One of the biggest benefits of remote work is that it allows employees to feel valued. Many people are afraid to ask for raises because they think they won’t get them. But when you’re not physically present, you can show up to work every day without fear of being reprimanded.

2. You Can Offer Flexible Schedules

If you’ve ever tried to juggle family responsibilities with a demanding job, then you know how difficult it can be. With remote work, you can offer flexible hours and schedules to accommodate your personal life.

3. It Allows People To Work When They Want

Many people struggle to find time to exercise during the week. However, if you’re able to work from home, you can fit fitness into your schedule whenever you want.
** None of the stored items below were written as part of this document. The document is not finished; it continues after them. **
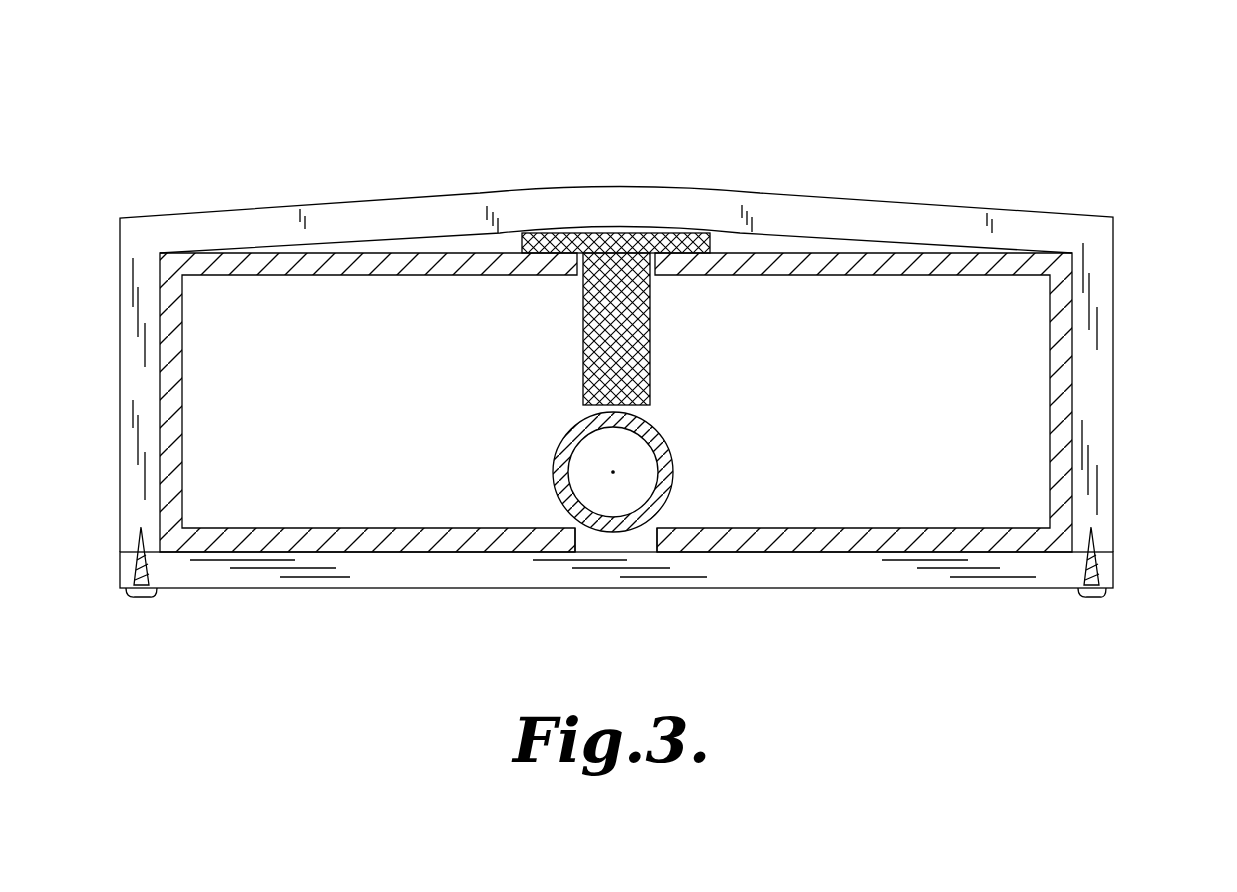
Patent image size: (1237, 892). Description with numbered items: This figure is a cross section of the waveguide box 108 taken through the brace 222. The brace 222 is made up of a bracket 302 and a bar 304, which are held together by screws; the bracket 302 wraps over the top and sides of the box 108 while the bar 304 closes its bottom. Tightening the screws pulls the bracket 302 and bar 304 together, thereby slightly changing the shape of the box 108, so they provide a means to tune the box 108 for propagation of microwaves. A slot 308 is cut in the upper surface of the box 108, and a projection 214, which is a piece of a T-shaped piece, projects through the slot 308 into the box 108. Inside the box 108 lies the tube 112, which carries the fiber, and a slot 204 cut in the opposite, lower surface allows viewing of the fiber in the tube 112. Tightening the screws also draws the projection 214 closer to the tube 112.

The brace 222 is at (1088, 200).
The bracket 302 is at (1115, 320).
The box 108 is at (1047, 368).
The slot 308 is at (577, 277).
The projection 214 is at (651, 340).
The tube 112 is at (668, 453).
The slot 204 is at (637, 537).
The bar 304 is at (928, 590).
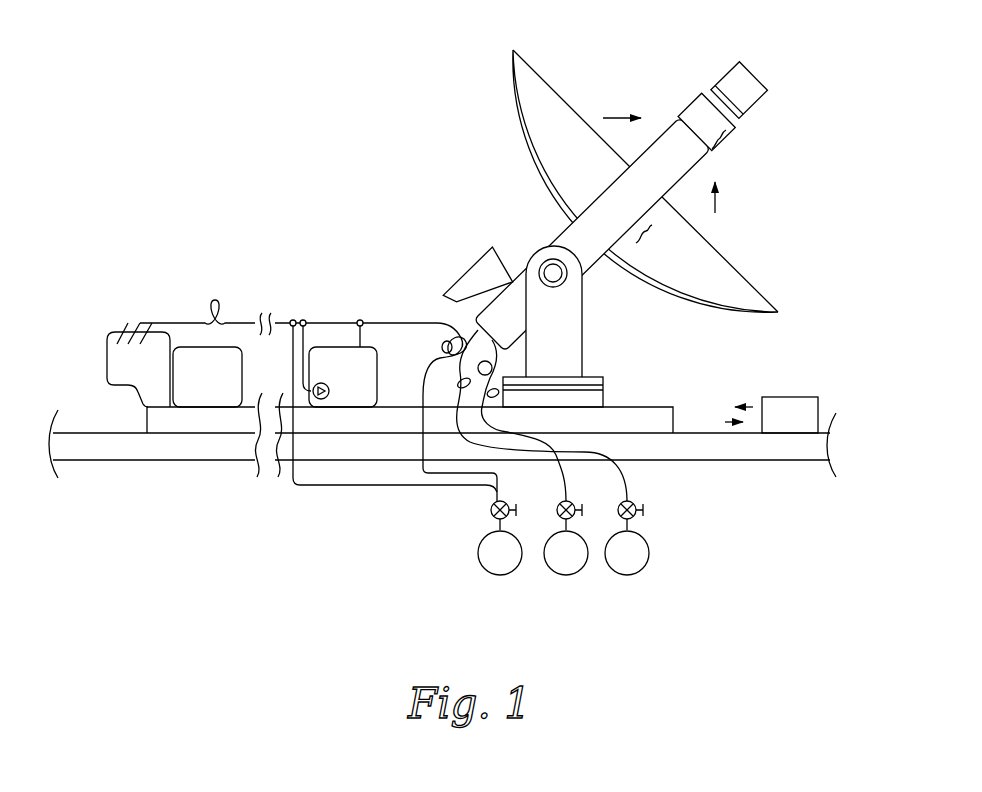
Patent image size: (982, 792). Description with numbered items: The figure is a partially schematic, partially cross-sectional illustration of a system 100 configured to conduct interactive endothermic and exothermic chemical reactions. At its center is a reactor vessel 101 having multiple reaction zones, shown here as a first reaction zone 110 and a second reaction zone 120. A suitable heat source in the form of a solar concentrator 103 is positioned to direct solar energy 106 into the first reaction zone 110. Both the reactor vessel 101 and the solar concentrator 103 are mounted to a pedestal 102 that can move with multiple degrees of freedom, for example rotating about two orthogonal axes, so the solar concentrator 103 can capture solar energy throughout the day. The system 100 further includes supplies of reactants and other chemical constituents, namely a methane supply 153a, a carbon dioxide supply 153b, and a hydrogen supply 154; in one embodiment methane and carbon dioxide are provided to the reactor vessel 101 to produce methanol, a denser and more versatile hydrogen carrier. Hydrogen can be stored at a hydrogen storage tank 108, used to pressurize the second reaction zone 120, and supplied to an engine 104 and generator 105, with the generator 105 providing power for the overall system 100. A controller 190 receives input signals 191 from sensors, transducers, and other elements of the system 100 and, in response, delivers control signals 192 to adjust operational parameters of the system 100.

The system 100 is at (360, 192).
The reactor vessel 101 is at (560, 238).
The pedestal 102 is at (612, 356).
The solar concentrator 103 is at (528, 92).
The engine 104 is at (107, 355).
The generator 105 is at (206, 384).
The solar energy 106 is at (622, 114).
The hydrogen storage tank 108 is at (348, 383).
The first reaction zone 110 is at (724, 111).
The second reaction zone 120 is at (659, 237).
The methane supply 153a is at (501, 580).
The carbon dioxide supply 153b is at (567, 580).
The hydrogen supply 154 is at (623, 577).
The controller 190 is at (820, 402).
The input signals 191 is at (733, 425).
The control signals 192 is at (745, 403).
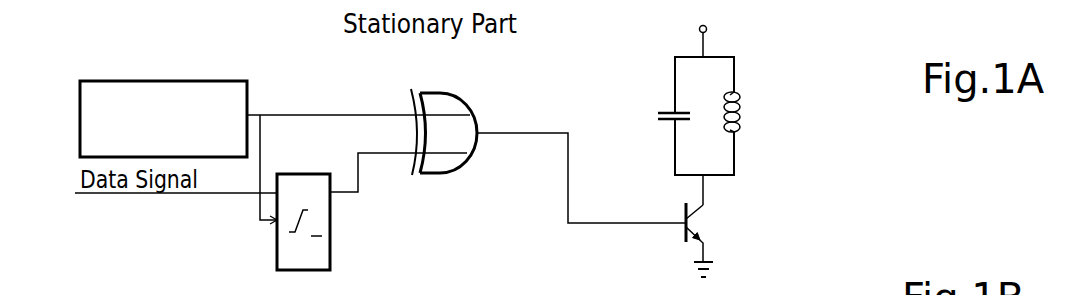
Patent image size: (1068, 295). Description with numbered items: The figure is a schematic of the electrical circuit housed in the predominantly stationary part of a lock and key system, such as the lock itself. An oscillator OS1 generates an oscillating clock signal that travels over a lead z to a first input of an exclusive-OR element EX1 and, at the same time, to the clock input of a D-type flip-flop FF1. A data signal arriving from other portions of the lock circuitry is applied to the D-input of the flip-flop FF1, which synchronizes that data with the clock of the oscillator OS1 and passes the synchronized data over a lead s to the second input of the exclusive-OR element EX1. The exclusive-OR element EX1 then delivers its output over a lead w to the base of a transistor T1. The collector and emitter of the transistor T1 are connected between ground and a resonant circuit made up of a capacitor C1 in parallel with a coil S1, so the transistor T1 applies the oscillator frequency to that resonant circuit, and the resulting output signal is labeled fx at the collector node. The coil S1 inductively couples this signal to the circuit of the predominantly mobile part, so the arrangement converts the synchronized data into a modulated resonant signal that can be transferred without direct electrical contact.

The oscillator OS1 is at (163, 101).
The D-type flip-flop FF1 is at (303, 234).
The exclusive-OR element EX1 is at (442, 113).
The capacitor C1 is at (662, 97).
The coil S1 is at (752, 112).
The transistor T1 is at (684, 240).
The lead Z z is at (358, 156).
The lead S s is at (398, 156).
The lead W w is at (581, 161).
The output frequency signal fx is at (721, 193).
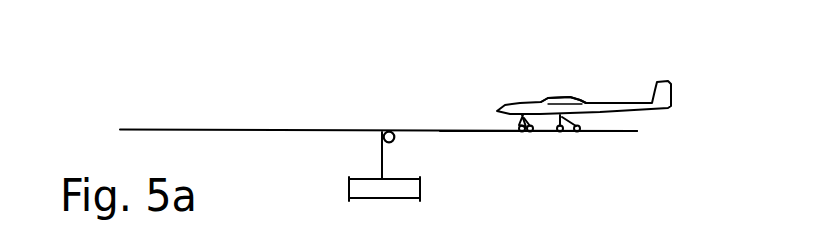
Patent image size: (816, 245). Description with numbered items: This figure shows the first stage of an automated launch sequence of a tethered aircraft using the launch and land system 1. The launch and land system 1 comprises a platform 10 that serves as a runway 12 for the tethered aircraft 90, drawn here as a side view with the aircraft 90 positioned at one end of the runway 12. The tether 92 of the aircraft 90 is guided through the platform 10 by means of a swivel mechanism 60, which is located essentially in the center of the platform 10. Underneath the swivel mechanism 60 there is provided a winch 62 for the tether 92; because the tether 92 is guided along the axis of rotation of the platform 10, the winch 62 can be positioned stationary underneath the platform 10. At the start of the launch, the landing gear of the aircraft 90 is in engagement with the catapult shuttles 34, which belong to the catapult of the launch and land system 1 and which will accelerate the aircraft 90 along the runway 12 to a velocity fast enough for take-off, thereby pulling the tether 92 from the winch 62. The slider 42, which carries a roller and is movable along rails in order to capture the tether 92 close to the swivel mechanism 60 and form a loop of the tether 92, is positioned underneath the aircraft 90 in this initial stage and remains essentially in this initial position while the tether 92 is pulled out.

The launch and land system 1 is at (126, 89).
The platform 10 is at (213, 128).
The runway 12 is at (442, 131).
The swivel mechanism 60 is at (380, 132).
The winch 62 is at (372, 188).
The tether 92 is at (382, 160).
The aircraft 90 is at (528, 108).
The catapult shuttle 34 is at (533, 130).
The slider 42 is at (579, 130).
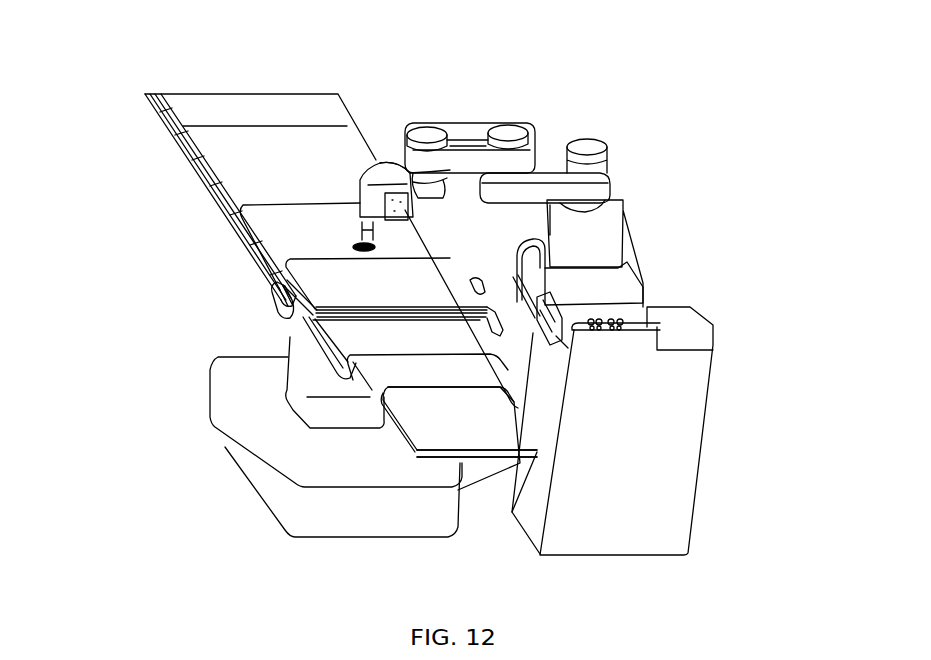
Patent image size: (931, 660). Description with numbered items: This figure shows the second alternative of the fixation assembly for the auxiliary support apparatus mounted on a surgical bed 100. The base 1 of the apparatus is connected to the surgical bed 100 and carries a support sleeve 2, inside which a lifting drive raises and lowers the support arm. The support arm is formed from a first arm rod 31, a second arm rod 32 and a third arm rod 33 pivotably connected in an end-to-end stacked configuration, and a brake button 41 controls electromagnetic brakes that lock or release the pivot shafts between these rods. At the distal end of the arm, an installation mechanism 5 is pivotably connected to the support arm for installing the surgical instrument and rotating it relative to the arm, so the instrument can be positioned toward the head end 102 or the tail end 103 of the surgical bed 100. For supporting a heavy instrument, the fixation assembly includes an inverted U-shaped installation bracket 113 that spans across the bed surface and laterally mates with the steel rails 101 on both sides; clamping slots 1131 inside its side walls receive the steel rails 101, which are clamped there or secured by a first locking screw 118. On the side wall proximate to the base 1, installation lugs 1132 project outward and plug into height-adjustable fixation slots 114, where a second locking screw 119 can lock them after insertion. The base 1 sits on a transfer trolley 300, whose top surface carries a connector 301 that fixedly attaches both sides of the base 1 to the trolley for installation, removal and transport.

The surgical bed 100 is at (177, 199).
The steel rail 101 is at (253, 258).
The head end 102 is at (237, 103).
The tail end 103 is at (466, 437).
The installation bracket 113 is at (288, 291).
The clamping slot 1131 is at (292, 357).
The installation lug 1132 is at (493, 337).
The fixation slot 114 is at (568, 348).
The first locking screw 118 is at (285, 322).
The second locking screw 119 is at (548, 335).
The base 1 is at (628, 295).
The support sleeve 2 is at (607, 240).
The first arm rod 31 is at (547, 183).
The second arm rod 32 is at (487, 135).
The third arm rod 33 is at (397, 173).
The brake button 41 is at (468, 137).
The installation mechanism 5 is at (353, 175).
The transfer trolley 300 is at (668, 428).
The connector 301 is at (600, 325).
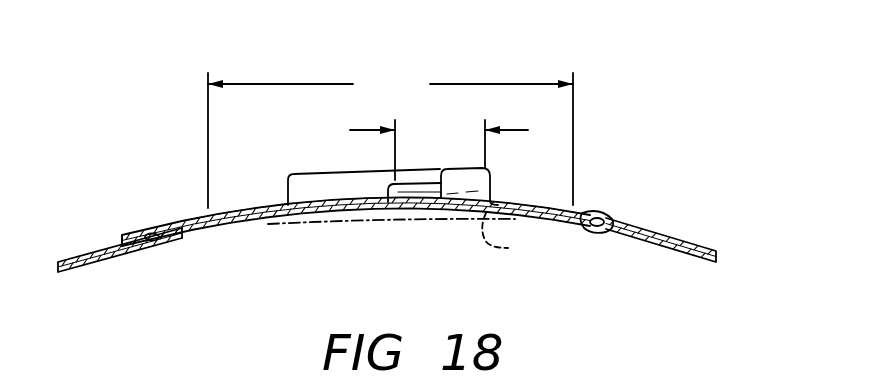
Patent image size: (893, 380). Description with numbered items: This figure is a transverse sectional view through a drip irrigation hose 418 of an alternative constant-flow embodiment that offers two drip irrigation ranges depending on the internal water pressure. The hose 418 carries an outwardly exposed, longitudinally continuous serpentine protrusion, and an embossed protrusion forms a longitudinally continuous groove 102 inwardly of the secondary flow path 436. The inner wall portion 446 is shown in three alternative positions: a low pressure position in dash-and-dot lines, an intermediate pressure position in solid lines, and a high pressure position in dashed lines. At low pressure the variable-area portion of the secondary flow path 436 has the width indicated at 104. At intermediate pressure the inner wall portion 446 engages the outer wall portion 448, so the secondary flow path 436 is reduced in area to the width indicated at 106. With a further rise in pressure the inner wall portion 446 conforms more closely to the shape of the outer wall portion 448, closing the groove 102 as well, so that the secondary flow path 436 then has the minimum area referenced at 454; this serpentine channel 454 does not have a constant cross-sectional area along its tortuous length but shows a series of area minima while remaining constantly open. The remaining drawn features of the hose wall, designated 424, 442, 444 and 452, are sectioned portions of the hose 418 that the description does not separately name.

The low-pressure secondary flow path width 104 is at (390, 138).
The intermediate-pressure secondary flow path width 106 is at (439, 148).
The longitudinally continuous groove 102 is at (424, 202).
The drip irrigation hose 418 is at (658, 210).
The outer panel portion 424 is at (700, 248).
The secondary flow path 436 is at (323, 223).
The right joint 442 is at (593, 215).
The left joint 444 is at (173, 247).
The inner wall portion 446 is at (507, 222).
The outer wall portion 448 is at (251, 209).
The housing 452 is at (312, 175).
The serpentine channel 454 is at (478, 187).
4. It Helps Companies Save Money

When you’re working from home, you don’t need to pay for office space or other overhead expenses. This means that your company will save money.

5. It Provides Opportunities For New Experiences

Many people enjoy the camaraderie of an office environment. However, working remotely offers a chance to try something different. You can learn about yourself by trying new hobbies and interests.

The coronavirus outbreak has forced many businesses to make drastic changes to their operations. As a result, many people have found themselves looking for new jobs and exploring new career paths. If you’re currently unemployed or underemployed, consider using your downtime to develop new skills. Here are three ways to do so.